#MMGM: The Probability of Everything by Sarah Everett

 


ABOUT THE BOOK

A heart-wrenching middle grade debut about Kemi, an aspiring scientist who loves statistics and facts, as she navigates grief and loss at a moment when life as she knows it changes forever.

Eleven-year-old Kemi Carter loves scientific facts, specifically probability. It's how she understands the world and her place in it. Kemi knows her odds of being born were 1 in 5.5 trillion, and that the odds of her having the best family ever were even lower. Yet somehow, Kemi lucked out.

But everything Kemi thought she knew changes when she sees an asteroid hover in the sky, casting a purple haze over her world. Amplus-68 has an 84.7% chance of colliding with earth in four days, and with that collision, Kemi’s life as she knows it will end.

But over the course of the four days, even facts don’t feel true to Kemi anymore. The new town she moved to that was supposed to be “better for her family” isn’t very welcoming. And Amplus-68 is taking over her life, but others are still going to school and eating at their favorite diner like nothing has changed. Is Kemi the only one who feels like the world is ending?
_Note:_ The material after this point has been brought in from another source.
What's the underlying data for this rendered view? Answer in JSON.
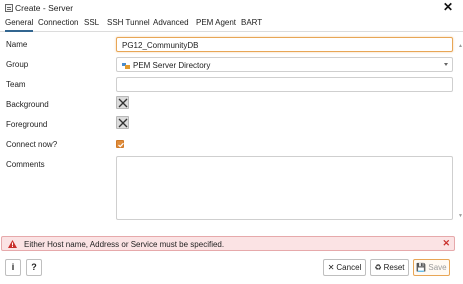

With the days numbered, Kemi decides to put together a time capsule that will capture her family’s truth: how creative her mother is, how inquisitive her little sister can be, and how much Kemi's whole world revolves around her father. But no time capsule can change the truth behind all of it, that Kemi must face the most inevitable and hardest part of life: saying goodbye.

REVIEW

I've read a lot of middle grade books over the years I've been an elementary school librarian. But this book stands alone in both the story line and the way the story is told. I was surprised when I discovered the book described as having an unreliable narrator, because the story seems pretty straight-forward at first. Kemi Carter tells the story from her 11-year-old point of view. She loves science and math and references both liberally throughout the story.  

The announcement of an Astroid soon to hit earth most likely ending life on earth leads Kemi to focus on how to face the end without letting fear overcome her and her family. After her family, father, pregnant mother, and toddler sister move in with her aunt and uncle, Kemi starts to put together a time capsule. She hopes that she can leave something behind for future 'earthlings'. Divided into parts based on the time left until the astroid hits, Kemi works to put together her time capsule. Tender moments between Kemi and each of her parents and extended family members as well as her best friend highlight the importance of family. This left me vulnerable when a shocking twist three-quarters of the way through the book changes everything. I spent the last quarter of the book crying off and on as the picture that Kemi created with her words, her math, and her science takes a drastic turn leaving the characters grieving and me along with them. 

The imagery used in the book proves to be all too easy to relate to once the twist is revealed. Not only is The Probability of Everything well written but it's emotionally powerful as well. Not a book I'm likely to ever forget, the book inspires empathy in a way that few books do and makes a powerful point about the state of American society. Note: the subject matter makes this one more appropriate for older or more mature middle grade readers. Parents may want to read this one with their child(ren) as there is much to talk about in regard to the heart-wrenching events of the story.